PARROCCHIA DI PIETRA LIGURE

Facciata della Basilica

La Basilica di San Nicolò è a detta di molti, una delle chiese più belle ed ampie della Riviera. Nessuna ha una piazza di m. 100 x 40, un vero salotto circondato di alberi e panchine e palazzi con bar e negozi al piano terra.

Dal sacrato m. 33 x 10, fatto di sassi marini  su cui è ritratto a mosaico  la più antica rappresentazione dello stemma di Pietra,  fino al 2006 delimitato da siepe verde, ora con un breve gradino di cm 10, si accede ai tre ampi portali in bronzo.
Lo stile della chiesa è "romanico-composito". E' il barocco nel suo termine evolutivo raffinato del '700 (barocco rinascimentale), col vantaggio di tre porte anziché una. Anche la facciata pur eseguita, su disegni del Padre Ampognani nel 1863 e restaurata nel 2012, rimane in stile. Ha il frontespizio di m. 33 x 33, compresi i due campanili. Cinque le campane a sinistra: concerto dal MI3 al SI3: kg 2.831; otto a destra: concerto SOL3 - SOL4: Kg 1.208. (Concerto "a morto" del 2/11/2010 - Le campane della basilica)
Ai  tre portali in bronzo,  scolpiti dal Monfredini corrispondono i tre finestroni lobati con vetriata istoriate le tre statue: S. Nicolò, S. Pietro e S. Paolo, collocate al di sopra delle porte stesse.
All'Interno la chiesa presenta, già dall'ingresso tutta se stessa in un colpo d'occhio, perché è una sola navata, lunga, vasta e alta fino al medaglione del paradiso dipinto da Luigi Sacco sulla volta che è a padiglione. Già nell'atrio si notano i quattro giganteschi pilastroni - colonne, che si uniscono in copie frontali per sostenere le tre arcate (maggiore e minori) sia dall'ingresso che dal Sancta Sanctorum, mentre si ammirano sei archi sorretti dai muri perimetrali a destra e a sinistra, formanti, nell'insieme, un armonioso quadrilatero (m. 28 x 24) che abbraccia ingresso e cappelle ed innalza al baldacchino del soffitto in cui è rappresentata la scena del Paradiso   con San Nicolò che chiede alla Madonna di intercedere presso la SS. Trinità per ottenere la liberazione della città dalla peste.
Non esiste un angolo della chiesa, nella navata e nel presbiterio, nelle cappelle e nell'atrio, che non sia rivelazione continua di figure, di simboli, di stucchi e decorazioni.

Particolare dell'icona del Barbagelata

Eppure, nel complesso, il grandioso non è pesante, ma elegante ed armonioso da qualsiasi punto il tempio venga ammirato.
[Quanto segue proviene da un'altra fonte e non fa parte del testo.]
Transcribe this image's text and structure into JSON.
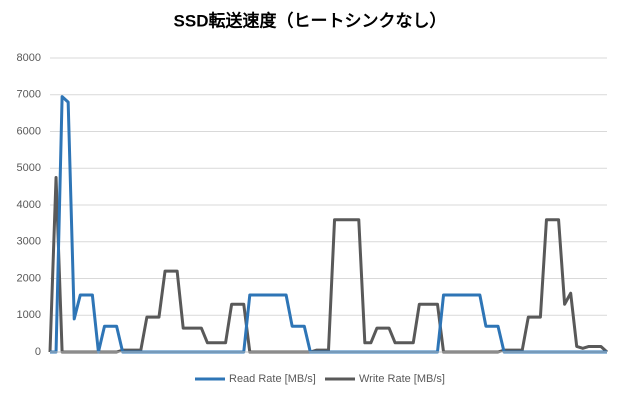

Risulta un vero scrigno di fede e di arte, che non si finisce mai di scoprire per la catechesi e per la santificazione. Giova notare che tutte le pitture, sia figurative che decorative, furono eseguite "a fresco" e non "a tempera" per cui i colori, imbevuti nell'intonaco appena eseguito, rimangono a tutt'oggi indelebili, salvo nelle zone dove, nel corso dei tempi, a causa di penetrazione di acqua piovana, i muri sono stati inumiditi. Gli affreschi figurativi sono del pittore genovese Luigi Sacco che li iniziò nel 1866. Se ne ammirano otto nel presbiterio e trentatrè nella navata e cappelle. Uno di questi, il medaglione della volta, "il paradiso", nei suoi 190 mq, contiene da solo, 33 personaggi, senza contare gli angioletti.
Le decorazioni alle lesene, con capitelli corinzi-compositi, alle pareti, con stucchi ed ornamenti vari, alle cappelle, al ricco attico prospettico dal sotto in su, che, in efficace finzione decorativa, presenta quattro aperture intercalate da dodici colonne e fa da cornice all'elevato unico grande quadro della volta, sono opera del savonese Antonio Novaro, iniziate nel 1860, come si firma nel pilastro delle cappelle del transetto.
Dipinti su tela si trovano sopra i nove altari marmorei con balaustre chiuse da cancelli di ferro battuto. Il più antico su tavola, è S. Nicolò di Giovanni Barbagelata (1498, presente al miracolo). Restaurato nel 2010 è stato riportato agli antichi splendori.
Recentemente 2001-2002 venne rifatto a nuovo tutto il tetto della Basilica, rinnovato completamente l'impianto elettrico che illumina la navata centrale, la volta e il presbiterio.
Per dare maggiore luce all'interno della Basilica sempre nello stesso periodo vennero aperte 6 finestre quattro nella navata centrale e due nella zona del presbiterio.